Recommendation released March 2016
- Grover SR, Quinn MA. Is there any value in bimanual pelvic examination as a screening test? Med J Aust 1995;162(8):408-10.
- Ebell MH, Culp M, Lastinger K, Dasigi T. A systematic review of the bimanual examination as a test for ovarian cancer. Am J Prev Med 2015;48(3):350-6.
- Simms I, Warburton F, Weström L. Diagnosis of pelvic inflammatory disease: time for a rethink. Sex Transm Infect 2003;79(6):491-4.
- Bloomfield HE, Olson A, Cantor A, et al. Screening Pelvic Examinations in Asymptomatic Average Risk Adult Women [Internet]. Washington (DC): Department of Veterans Affairs; 2013 Sep. http://www.ncbi.nlm.nih.gov/books/NBK224896/
Recommendations 1 - 5 (April 2015)
All RACGP members were invited, and five GPs selected, to join the Choosing Wisely panel. They raised 28 issues, researched these and voted on a shortlist of 10. The voting for this shortlist was based on the amount of supporting evidence available, the degree of importance for patients, and the frequency of the test or treatment being used by Australian GPs. Opinion from the entire College membership was then sought via online survey, to choose five of the shortlisted 10. Additional free-text comment was encouraged, with good response rates. This national vote determined the final five topics.

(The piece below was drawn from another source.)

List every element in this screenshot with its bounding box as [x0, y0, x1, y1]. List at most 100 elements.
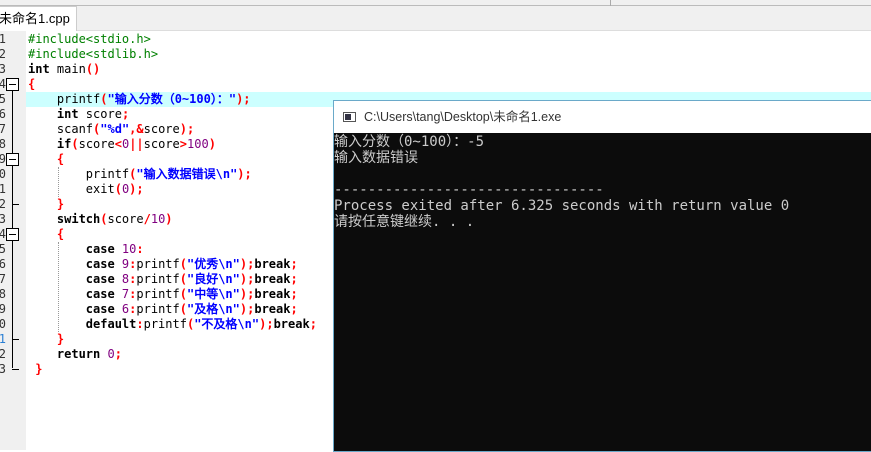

Following an NPS Representatives meeting, two on that list were found to duplicate other Colleges' choices, and it was felt the RACGP could endorse these rather than replicate them. Therefore the next two highest voted options were selected instead.
Recommendations 6-10 (March 2016)
The RACGP Working Group established for Wave 1 of Choosing Wisely identified 32 candidate topics for Wave 2, then shortlisted fifteen, spread across four categories – screening, imaging, pathology and treatment. The shortlisting criteria were: quality of supporting evidence; importance for patients; and number of Australian GPs using the test or treatment. A dedicated workshop was held at the RACGP Annual Scientific Meeting, ‘GP15’, and the entire RACGP membership was asked to vote for their ‘top five’ via online survey. Additional free-text comment was encouraged, with good response rates. The top five topics from this national vote were written up by the Working Group and reviewed by the RACGP Expert Committee – Quality Care.

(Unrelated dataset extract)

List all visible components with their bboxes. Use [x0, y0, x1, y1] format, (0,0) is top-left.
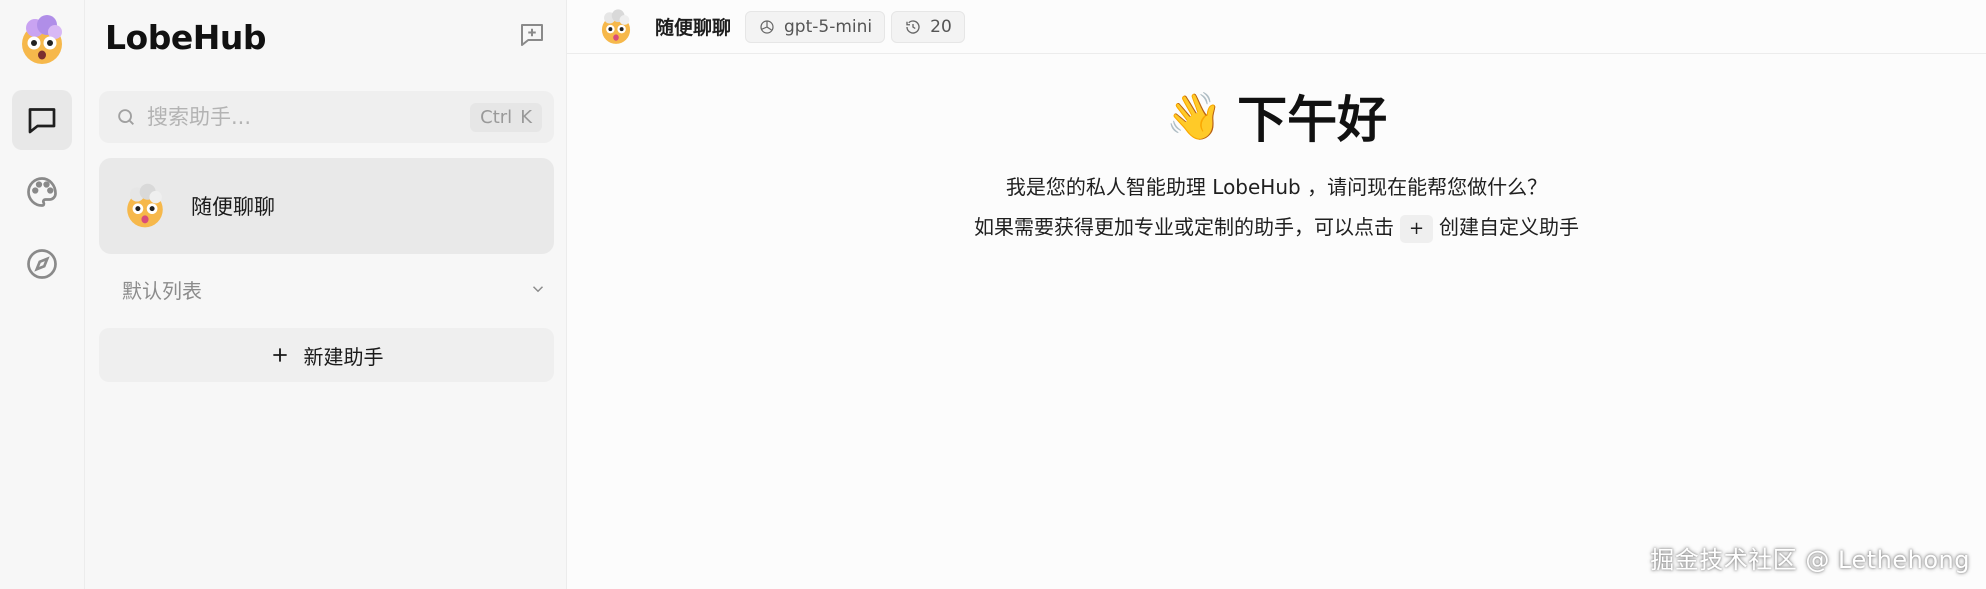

- 1 Don't use proton pump inhibitors (PPIs) long term in patients with uncomplicated disease without regular attempts at reducing dose or ceasing.
- 2 Don’t commence therapy for hypertension or hyperlipidaemia without first assessing the absolute risk of a cardiovascular event.

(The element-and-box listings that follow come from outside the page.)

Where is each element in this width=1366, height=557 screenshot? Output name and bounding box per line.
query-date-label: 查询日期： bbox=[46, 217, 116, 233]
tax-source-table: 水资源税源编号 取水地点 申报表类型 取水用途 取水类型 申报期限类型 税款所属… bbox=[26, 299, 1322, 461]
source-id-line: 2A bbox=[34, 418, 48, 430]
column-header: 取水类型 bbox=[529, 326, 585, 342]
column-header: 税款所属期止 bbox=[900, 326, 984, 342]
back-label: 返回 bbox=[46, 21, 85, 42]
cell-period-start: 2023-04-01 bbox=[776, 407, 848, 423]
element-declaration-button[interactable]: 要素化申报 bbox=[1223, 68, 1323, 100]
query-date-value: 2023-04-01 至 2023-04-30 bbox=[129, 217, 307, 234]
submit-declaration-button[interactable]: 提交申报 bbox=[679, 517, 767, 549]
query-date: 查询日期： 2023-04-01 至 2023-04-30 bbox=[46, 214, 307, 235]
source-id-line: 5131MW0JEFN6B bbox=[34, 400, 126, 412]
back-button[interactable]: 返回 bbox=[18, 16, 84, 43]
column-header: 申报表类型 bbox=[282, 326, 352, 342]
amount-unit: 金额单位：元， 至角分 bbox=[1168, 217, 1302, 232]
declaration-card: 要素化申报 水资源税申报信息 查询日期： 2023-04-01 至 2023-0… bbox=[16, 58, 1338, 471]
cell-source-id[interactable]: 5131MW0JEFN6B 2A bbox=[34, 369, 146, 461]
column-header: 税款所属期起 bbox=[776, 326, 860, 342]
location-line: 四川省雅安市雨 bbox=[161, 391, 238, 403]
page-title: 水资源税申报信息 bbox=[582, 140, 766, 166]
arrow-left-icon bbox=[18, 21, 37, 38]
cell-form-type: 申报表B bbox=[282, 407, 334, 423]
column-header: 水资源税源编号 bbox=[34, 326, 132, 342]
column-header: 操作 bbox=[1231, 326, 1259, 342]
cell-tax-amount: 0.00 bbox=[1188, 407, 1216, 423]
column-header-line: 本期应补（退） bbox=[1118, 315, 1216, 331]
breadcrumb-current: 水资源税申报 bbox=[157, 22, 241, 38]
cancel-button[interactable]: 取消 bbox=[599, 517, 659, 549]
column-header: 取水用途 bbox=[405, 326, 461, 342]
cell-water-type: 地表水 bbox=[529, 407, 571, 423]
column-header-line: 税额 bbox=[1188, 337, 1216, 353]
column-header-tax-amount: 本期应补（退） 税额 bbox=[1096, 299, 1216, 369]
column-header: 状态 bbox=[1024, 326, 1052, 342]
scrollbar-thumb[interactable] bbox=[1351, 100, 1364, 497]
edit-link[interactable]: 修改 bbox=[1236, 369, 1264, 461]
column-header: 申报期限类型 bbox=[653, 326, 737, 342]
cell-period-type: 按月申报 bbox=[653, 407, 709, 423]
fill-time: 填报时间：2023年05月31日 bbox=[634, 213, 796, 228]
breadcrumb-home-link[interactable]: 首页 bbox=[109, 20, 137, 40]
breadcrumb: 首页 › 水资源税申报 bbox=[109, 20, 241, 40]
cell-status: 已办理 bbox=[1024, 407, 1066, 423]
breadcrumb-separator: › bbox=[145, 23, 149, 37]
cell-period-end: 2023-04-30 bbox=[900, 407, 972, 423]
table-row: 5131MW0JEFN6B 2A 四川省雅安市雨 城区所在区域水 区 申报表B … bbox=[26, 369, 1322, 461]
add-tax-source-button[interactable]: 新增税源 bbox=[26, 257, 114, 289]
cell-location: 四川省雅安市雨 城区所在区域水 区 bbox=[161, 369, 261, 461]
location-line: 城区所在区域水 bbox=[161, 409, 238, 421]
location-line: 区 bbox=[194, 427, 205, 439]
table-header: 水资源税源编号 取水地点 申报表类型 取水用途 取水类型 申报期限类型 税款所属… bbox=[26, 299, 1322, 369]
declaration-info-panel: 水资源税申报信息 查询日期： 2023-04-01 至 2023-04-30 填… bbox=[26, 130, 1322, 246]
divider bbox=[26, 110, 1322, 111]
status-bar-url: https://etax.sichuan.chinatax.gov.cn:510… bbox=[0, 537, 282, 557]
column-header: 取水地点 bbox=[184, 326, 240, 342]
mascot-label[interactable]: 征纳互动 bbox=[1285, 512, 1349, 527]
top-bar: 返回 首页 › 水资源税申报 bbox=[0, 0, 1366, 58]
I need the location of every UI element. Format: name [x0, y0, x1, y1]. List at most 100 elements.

- 3 Don’t advocate routine self-monitoring of blood glucose for people with type 2 diabetes who are on oral medication only.
- 4 Don't screen asymptomatic, low-risk patients (<10% absolute 5-year CV risk) using ECG, stress test, coronary artery calcium score, or carotid artery ultrasound.
- 5 Avoid prescribing benzodiazepines to patients with a history of substance misuse (including alcohol) or multiple psychoactive drug use.
- 6 Don’t order colonoscopy as a screening test for bowel cancer in people at average or slightly above average risk. Use faecal occult blood screening instead.
- 7 Don’t order chest x-rays in patients with uncomplicated acute bronchitis.
- 8 Don’t routinely do a pelvic examination with a Pap smear.
- 9 Don’t treat otitis media (middle ear infection) with antibiotics, in non-Indigenous children aged 2-12 years, where reassessment is a reasonable option.
- 10 Don’t test thyroid function as population screening for asymptomatic patients.